Ma non è stato il carcere a separare questo padre «difficile» dalla sua bambina, ma una precisa volontà di Peppino Mallardo. Il boss aveva scelto, appena Sabrina venne al mondo e, dopo averla tanto desiderata con la moglie Gilda, una insegnante adesso rimasta sola, di tenere la piccola lontana dagli affari del clan, capeggiato dal fratello, Francesco, uno dei boss più temuti del Napoletano. Proprio così, Sabrina doveva crescere tra i ragazzi puliti e spensierati del suo quartiere, frequentare la scuola e studiare e non, come avviene per tanti suoi coetanei, sviluppare la propria esistenza nell'odio verso la polizia e la legalità.
«Sabrina è un'altra cosa», confidò un giorno Peppino Mallardo ai familiari. E così è stato. La ragazzina ha vissuto per quattordici anni, con i sani principi impostigli dalla madre e dai nonni, nella tranquilla casa del Vomero. Si dice a Napoli, quando un bambino ha dei genitori premurosi che «lo fanno vivere in una bomboniera». Ma nella mente della piccola Sabrina, c'è sempre stato quel punto interrogativo rappresentato dal padre mai conosciuto. Durante tutta la sua breve esistenza si è portata appresso quel desiderio, sepolto per sempre sotto la neve finlandese, di conoscere il papà. E quando, praticamente sempre, chiedeva notizie di lui, ogni volta era una scusa per non dirle chi fosse veramente Giuseppe Mallardo.
Aveva appena quattro anni e mezzo, quando, il 21 agosto 1996, nell'ambito di una operazione anticamorra, il boss fu arrestato dalla polizia. Una condanna all’ergastolo per aver ordinato l’omicidio di un esponente della ex Nuova Camorra di Raffaele Cutolo. Poi, un'altra accusa gravissima: il sequestro di Gian Luca Grimaldi, rampollo della famiglia di armatori napoletani.
Solo recentemente, quando le bugie erano divenute insostenibili, e le possibilità che il boss lasciasse il carcere fossero praticamente nulle, mamma Gilda aveva cominciato ad accennare la terribile realtà alla figlioletta. «Papà ha dei problemi con la giustizia ma si risolveranno. È tutto un equivoco ma lui è un uomo buono».
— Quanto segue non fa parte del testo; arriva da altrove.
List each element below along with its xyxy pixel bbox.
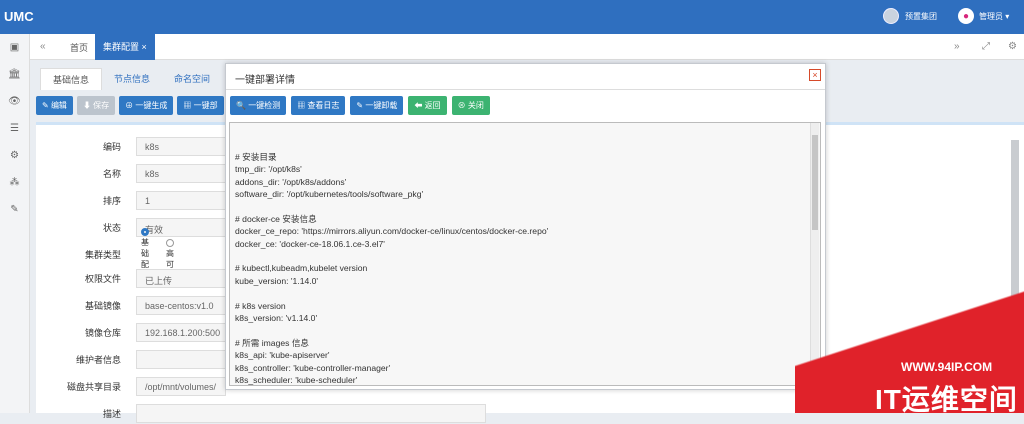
back-label: 返回 [424, 101, 441, 110]
field-label: 集群类型 [84, 249, 121, 260]
toolbar: ✎ 编辑 ⬇ 保存 ⊕ 一键生成 ▦ 一键部 [36, 96, 224, 115]
edit-label: 编辑 [50, 101, 67, 110]
close-button[interactable]: ⊗ 关闭 [451, 96, 490, 115]
generate-button[interactable]: ⊕ 一键生成 [119, 96, 174, 115]
tab-node-info[interactable]: 节点信息 [102, 68, 162, 90]
name-field[interactable]: k8s [136, 164, 226, 183]
generate-label: 一键生成 [135, 101, 168, 110]
field-label: 编码 [102, 141, 121, 152]
field-label: 状态 [102, 222, 121, 233]
field-label: 排序 [102, 195, 121, 206]
user-name: 管理员 ▾ [979, 11, 1010, 21]
tab-cluster-config[interactable]: 集群配置 × [95, 34, 155, 60]
code-field[interactable]: k8s [136, 137, 226, 156]
watermark: WWW.94IP.COM IT运维空间 [795, 290, 1024, 415]
watermark-text: IT运维空间 [875, 384, 1018, 415]
list-icon[interactable]: ☰ [0, 115, 29, 142]
description-field[interactable] [136, 404, 486, 423]
tabs-bar: « 首页 集群配置 × » ⤢ ⚙ [30, 34, 1024, 60]
save-label: 保存 [93, 101, 110, 110]
form-row: 维护者信息 [36, 348, 226, 370]
sidebar: ▣ 🏛 👁 ☰ ⚙ ⁂ ✎ [0, 34, 30, 413]
tab-basic-info[interactable]: 基础信息 [40, 68, 103, 90]
deploy-button[interactable]: ▦ 一键部 [177, 96, 224, 115]
modal-title: 一键部署详情 [226, 64, 825, 90]
field-label: 权限文件 [84, 273, 121, 284]
field-label: 镜像仓库 [84, 327, 121, 338]
deploy-detail-modal: 一键部署详情 × 🔍 一键检测 ▦ 查看日志 ✎ 一键卸载 ⬅ 返回 ⊗ 关闭 … [225, 63, 826, 390]
close-label: 关闭 [467, 101, 484, 110]
config-text: # 安装目录 tmp_dir: '/opt/k8s' addons_dir: '… [235, 151, 549, 386]
radio-ha-label: 高可 [166, 248, 174, 269]
back-button[interactable]: ⬅ 返回 [408, 96, 447, 115]
org-name: 预置集团 [905, 11, 937, 21]
avatar [883, 8, 899, 24]
tab-home[interactable]: 首页 [70, 41, 88, 54]
tabs-scroll-right-icon[interactable]: » [954, 41, 960, 52]
watermark-site: WWW.94IP.COM [901, 360, 993, 374]
user-menu[interactable]: ● 管理员 ▾ [958, 8, 1009, 24]
radio-ha[interactable]: 高可 [166, 239, 177, 270]
tabs-scroll-left-icon[interactable]: « [40, 41, 46, 52]
maintainer-field[interactable] [136, 350, 226, 369]
form-row: 名称 k8s [36, 162, 226, 184]
uninstall-label: 一键卸载 [365, 101, 398, 110]
auth-file-field[interactable]: 已上传 [136, 269, 226, 288]
form-row: 状态 有效 [36, 216, 226, 238]
brand-logo: UMC [4, 9, 34, 24]
form-row: 编码 k8s [36, 135, 226, 157]
form-row: 基础镜像 base-centos:v1.0 [36, 294, 226, 316]
location-pin-icon: ● [958, 8, 974, 24]
view-log-label: 查看日志 [307, 101, 340, 110]
detail-tabs: 基础信息 节点信息 命名空间 标 [40, 68, 255, 90]
top-bar: UMC 预置集团 ● 管理员 ▾ [0, 0, 1024, 34]
field-label: 磁盘共享目录 [66, 381, 121, 392]
base-image-field[interactable]: base-centos:v1.0 [136, 296, 226, 315]
form-row: 集群类型 基础配置 高可 [36, 228, 174, 280]
field-label: 描述 [102, 408, 121, 419]
form-row: 磁盘共享目录/opt/mnt/volumes/ [36, 375, 226, 397]
gear-icon[interactable]: ⚙ [0, 142, 29, 169]
edit-button[interactable]: ✎ 编辑 [36, 96, 73, 115]
deploy-label: 一键部 [193, 101, 218, 110]
field-label: 维护者信息 [75, 354, 121, 365]
wrench-icon[interactable]: ✎ [0, 196, 29, 223]
form-row: 权限文件 已上传 [36, 267, 226, 289]
scrollbar-thumb[interactable] [812, 135, 818, 230]
modal-close-icon[interactable]: × [809, 69, 821, 81]
layout-icon[interactable]: ▣ [0, 34, 29, 61]
check-button[interactable]: 🔍 一键检测 [230, 96, 287, 115]
settings-icon[interactable]: ⚙ [1008, 41, 1017, 52]
bank-icon[interactable]: 🏛 [0, 61, 29, 88]
uninstall-button[interactable]: ✎ 一键卸载 [350, 96, 404, 115]
field-label: 名称 [102, 168, 121, 179]
eye-icon[interactable]: 👁 [0, 88, 29, 115]
share-dir-field[interactable]: /opt/mnt/volumes/ [136, 377, 226, 396]
org-switcher[interactable]: 预置集团 [883, 8, 937, 24]
form-row: 镜像仓库 192.168.1.200:500 [36, 321, 226, 343]
order-field[interactable]: 1 [136, 191, 226, 210]
check-label: 一键检测 [248, 101, 281, 110]
form-row: 描述 [36, 402, 486, 424]
tab-namespace[interactable]: 命名空间 [162, 68, 222, 90]
fullscreen-icon[interactable]: ⤢ [982, 41, 990, 52]
save-button[interactable]: ⬇ 保存 [76, 96, 116, 115]
view-log-button[interactable]: ▦ 查看日志 [291, 96, 346, 115]
form-row: 排序 1 [36, 189, 226, 211]
field-label: 基础镜像 [84, 300, 121, 311]
registry-field[interactable]: 192.168.1.200:500 [136, 323, 226, 342]
modal-toolbar: 🔍 一键检测 ▦ 查看日志 ✎ 一键卸载 ⬅ 返回 ⊗ 关闭 [230, 96, 490, 115]
deploy-config-textarea[interactable]: # 安装目录 tmp_dir: '/opt/k8s' addons_dir: '… [229, 122, 821, 386]
sitemap-icon[interactable]: ⁂ [0, 169, 29, 196]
Sabrina si era preparata con cura all'appuntamento con il papà ma prima aveva voluto fare quel maledetto viaggio in Finlandia con la mamma. Appena tornata dalla vacanza, sarebbe andata con la madre a trovarlo nella saletta del parlatorio del carcere dell'Aquila. Ma all'appuntamento con il boss, con qualche giorno di anticipo, è arrivato un gruppetto di familiari. Una visita non prevista, che ha subito preoccupato Mallardo. «Perché siete venuti? Che cosa è successo?». Pochi secondi di attesa, prima di conoscere la verità. Forse il boss ha immaginato in quegli attimi di drammatica attesa ad un lutto, ma provocato da una cosca nemica. A Sabrina no, Peppino Mallardo non ha pensato, lei era fuori da tutto, la sua esistenza era praticamente sconosciuta al mondo del quale fa parte. Poi, le lacrime del boss, come un padre qualunque duramente colpito dal lutto, che ama non solo i propri figli ma anche quelli degli altri, ai quali non farebbe mai del male.


A Giuseppe Mallardo adesso è rimasto l'ultimo sogno della sua vita: seguire la bara della figlioletta il giorno del funerale, darle almeno una volta quelle carezze che non le ha mai dato in quattordici anni, trascorsi a nascondersi per sfuggire all'arresto o al fuoco nemico, o in carcere.